You didn't really lose any money. You just paid your taxes with it. But I see the point. You could have been home that day and made the $200 on UI.
These are the little things we do because we are hired to do them. Yeah, working part of a week almost never gets you ahead of unemployment, but the bottom line is that you got hired to work a job. You worked the job. That $180 actually counted as $200 in wages toward your next unemployment claim, so it wasn't totally for nothing that you put in those 8 hours.
Let's step back a little and see the Big Picture for a moment.
Unc has a long distinguished career as a first-string tech. For all I know, so does everyone here. But the days are gone when you can work two or three outages a year and still wish you had more time off. The plan of working a small circuit of plants - where you go every time and are remembered - doesn't work anymore. Now, the reality sets in that, although you have worked at a particular plant for 12 straight outages, you may not have actually been all that important to their success, and all the whining and demanding you do on the phone will not change that. There has to be more coming from you than what you want.
If you want to go to a SC, go ahead, but do it BEFORE the staffing process is done. Let him know that you would really appreciate a word from him when the time comes to fill the slots at the next outage. But if you have already been told by the office that the outage is staffed, you waited too long and you are now in the mode of being the pushy, selfish, all-for-me kind of tech that nobody wants to help out.
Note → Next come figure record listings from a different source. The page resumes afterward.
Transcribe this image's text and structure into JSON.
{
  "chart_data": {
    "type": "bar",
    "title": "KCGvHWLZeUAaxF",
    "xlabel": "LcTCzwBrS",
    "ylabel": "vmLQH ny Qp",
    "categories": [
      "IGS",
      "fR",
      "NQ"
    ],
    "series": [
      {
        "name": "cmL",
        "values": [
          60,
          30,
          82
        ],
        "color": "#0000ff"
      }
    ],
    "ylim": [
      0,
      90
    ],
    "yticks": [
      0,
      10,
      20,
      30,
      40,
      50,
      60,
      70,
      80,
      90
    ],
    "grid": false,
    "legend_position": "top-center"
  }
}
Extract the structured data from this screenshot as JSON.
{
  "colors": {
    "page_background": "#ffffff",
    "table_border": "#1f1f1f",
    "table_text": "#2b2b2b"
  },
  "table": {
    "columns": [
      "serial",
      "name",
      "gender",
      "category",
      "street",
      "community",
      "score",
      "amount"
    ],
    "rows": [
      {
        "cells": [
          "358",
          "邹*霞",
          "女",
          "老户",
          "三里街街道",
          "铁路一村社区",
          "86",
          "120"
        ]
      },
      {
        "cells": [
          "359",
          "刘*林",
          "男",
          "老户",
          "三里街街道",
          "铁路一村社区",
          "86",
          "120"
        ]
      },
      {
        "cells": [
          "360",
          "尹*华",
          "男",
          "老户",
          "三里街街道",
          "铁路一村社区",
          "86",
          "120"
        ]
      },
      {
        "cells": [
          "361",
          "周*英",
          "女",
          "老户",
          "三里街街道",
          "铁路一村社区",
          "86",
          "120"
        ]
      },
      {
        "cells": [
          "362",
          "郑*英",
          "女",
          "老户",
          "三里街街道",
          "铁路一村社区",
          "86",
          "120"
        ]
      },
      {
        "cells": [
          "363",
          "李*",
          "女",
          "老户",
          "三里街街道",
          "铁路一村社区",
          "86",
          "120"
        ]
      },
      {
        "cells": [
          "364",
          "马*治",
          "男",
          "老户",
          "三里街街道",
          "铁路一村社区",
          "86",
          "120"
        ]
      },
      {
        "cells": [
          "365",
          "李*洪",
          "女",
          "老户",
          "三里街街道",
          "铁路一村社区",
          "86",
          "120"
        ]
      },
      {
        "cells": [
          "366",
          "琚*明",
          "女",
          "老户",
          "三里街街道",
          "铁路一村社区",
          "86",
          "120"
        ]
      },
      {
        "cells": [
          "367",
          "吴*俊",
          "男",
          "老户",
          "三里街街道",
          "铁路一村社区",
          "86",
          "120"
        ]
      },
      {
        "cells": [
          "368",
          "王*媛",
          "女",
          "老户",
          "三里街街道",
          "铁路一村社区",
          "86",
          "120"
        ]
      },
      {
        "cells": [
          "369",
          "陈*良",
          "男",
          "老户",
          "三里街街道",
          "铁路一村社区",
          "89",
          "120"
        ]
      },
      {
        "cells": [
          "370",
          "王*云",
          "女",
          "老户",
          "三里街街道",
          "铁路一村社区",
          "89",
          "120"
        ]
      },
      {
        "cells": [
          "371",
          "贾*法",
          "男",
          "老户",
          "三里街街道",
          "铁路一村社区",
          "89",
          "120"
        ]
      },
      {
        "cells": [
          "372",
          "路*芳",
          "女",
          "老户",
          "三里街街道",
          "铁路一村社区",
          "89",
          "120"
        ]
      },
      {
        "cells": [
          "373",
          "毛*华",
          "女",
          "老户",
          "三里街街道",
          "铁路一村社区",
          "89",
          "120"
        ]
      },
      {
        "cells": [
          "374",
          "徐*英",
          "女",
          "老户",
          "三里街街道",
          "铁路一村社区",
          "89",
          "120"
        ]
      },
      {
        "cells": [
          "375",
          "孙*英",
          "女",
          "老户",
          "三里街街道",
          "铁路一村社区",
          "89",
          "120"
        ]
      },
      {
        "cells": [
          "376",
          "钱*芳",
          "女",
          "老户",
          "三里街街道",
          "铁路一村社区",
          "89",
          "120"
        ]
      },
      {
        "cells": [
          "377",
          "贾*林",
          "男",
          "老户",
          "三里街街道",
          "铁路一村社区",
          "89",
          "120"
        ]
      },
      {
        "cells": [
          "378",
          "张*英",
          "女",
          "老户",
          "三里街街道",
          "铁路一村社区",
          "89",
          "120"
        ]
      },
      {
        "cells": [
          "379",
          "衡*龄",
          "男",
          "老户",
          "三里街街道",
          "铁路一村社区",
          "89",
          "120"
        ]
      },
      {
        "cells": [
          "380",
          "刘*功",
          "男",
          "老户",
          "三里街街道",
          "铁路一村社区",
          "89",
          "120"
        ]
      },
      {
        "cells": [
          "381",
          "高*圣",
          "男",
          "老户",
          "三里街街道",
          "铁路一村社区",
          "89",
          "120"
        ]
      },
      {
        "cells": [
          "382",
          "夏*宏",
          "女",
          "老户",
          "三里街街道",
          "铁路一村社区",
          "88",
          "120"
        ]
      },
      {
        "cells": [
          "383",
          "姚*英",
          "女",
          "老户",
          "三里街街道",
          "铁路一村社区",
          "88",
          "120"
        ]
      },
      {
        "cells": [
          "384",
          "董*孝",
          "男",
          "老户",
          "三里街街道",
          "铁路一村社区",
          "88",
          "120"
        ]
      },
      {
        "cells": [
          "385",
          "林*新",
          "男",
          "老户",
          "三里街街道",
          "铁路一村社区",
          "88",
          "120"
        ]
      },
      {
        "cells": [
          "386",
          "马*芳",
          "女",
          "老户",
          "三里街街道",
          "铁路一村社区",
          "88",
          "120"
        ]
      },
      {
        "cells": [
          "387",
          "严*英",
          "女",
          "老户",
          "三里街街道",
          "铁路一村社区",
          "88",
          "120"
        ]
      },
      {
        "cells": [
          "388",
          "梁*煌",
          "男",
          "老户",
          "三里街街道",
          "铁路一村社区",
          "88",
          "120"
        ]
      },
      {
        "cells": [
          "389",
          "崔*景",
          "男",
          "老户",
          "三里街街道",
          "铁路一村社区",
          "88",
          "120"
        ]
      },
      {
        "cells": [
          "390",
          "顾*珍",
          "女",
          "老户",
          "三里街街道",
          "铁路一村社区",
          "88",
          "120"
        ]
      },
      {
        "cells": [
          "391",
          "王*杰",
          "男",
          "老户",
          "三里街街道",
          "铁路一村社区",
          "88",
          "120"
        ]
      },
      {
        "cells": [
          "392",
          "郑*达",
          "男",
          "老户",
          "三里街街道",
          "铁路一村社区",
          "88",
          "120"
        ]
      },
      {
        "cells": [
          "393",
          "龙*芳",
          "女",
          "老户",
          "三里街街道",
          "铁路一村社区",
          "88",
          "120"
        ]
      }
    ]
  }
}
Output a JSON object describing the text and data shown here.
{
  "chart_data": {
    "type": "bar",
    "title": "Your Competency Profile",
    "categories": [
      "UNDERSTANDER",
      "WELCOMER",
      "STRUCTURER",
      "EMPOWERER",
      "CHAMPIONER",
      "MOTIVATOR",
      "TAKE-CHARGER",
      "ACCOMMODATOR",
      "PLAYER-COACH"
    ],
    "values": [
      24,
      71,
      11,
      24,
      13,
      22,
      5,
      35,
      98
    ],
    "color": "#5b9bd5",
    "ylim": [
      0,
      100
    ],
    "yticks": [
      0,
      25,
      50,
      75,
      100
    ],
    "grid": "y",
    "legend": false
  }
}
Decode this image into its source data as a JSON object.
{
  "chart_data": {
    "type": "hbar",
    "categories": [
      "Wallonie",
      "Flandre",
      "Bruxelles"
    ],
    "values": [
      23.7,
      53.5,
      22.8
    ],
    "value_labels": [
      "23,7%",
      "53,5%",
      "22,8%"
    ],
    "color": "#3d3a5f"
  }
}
Yes, a lot of the recruiters are new. They don't know Jim-Bob from Bo Diddley. That does not meant that you should circumvent them. If a SC knows more about what the staffing needs at a site are than the recruiter does, YOU are NOT the first person he needs to tell. When a SC knows what a recruiter does not know, it is his job to tell the recruiter.
I really don't know of any other profession where the networking opportunities are any better than this. If you can't work this out with the tools you have - like NukeWorker, or just the tightness of the community you are in - you ought to try learning how. Just consider for a short moment the fact that many of us have been given certain considerations that we are totally NOT entitled to for so long that we start to feel that we are. A prime example is the statement "there were four in my party". Although it is not unique just to RP's for coworkers to travel in pairs, it is rather unique the way it is accommodated. In the trades, it is common for craftsmen to have a work partner. The travel together, split the costs of lodging, carpool, and take their layoff at the same time. But they are almost always paired at the same level of competency. A Journeyman Pipefitter won't have an apprentice Boilermaker for a partner. When fathers and sons or brothers work the same job, they normally split and have someone else as a work partner. We, on the other hand, work as a Senior RP tech and get the company to hire our wives, nephews, daughters, girlfriends, and worthless sons-in-law as deconners or firewatches. Then we expect them to schedule the whole clan as a block at the same outage, on the same shift, and with the same hire-in and layoff dates. And they DO it!!! Pretty nice of them to work around the bulk of our various relationships, but they are under no obligation to do it. Many is the time I heard my old foreman groan while going through the resume stack, "I'd like to have her back, but then we'd have to take him along with her."
That one consideration, which does not apply to everyone, is great big proof that the companies have been willing to adjust their priorities to meet our personal needs for years. None of us has ever had the right to double dip by "dragging along" someone else to every job, but it has become the norm. And just listen to how we repay the kindness.
The point?
Give them a reason to help you out.
Make them want you to get what you want.
Be the person who makes the person on the other end of the phone smile instead of groan when you name is on their caller id.
If asking for consideration, such as being paired with someone else, make sure that you offer equal consideration in return, such as being as valuable to the job as your girlfriend is instead of letting her work carry both of you.
Have something more to offer than a list of your demands.
Accept that sometimes things will not work out the way you were planning, and accept that it might actually work out better for you if they don't.
Respect? You want respect? Why not? But I have NEVER experienced the desire to respect anyone based solely on his demanding it. Have you? Usually, it works the other way. Most of the time, I find that I respect those who show it to me. That is all I'm asking. Show some respect and you will be pleased at the result.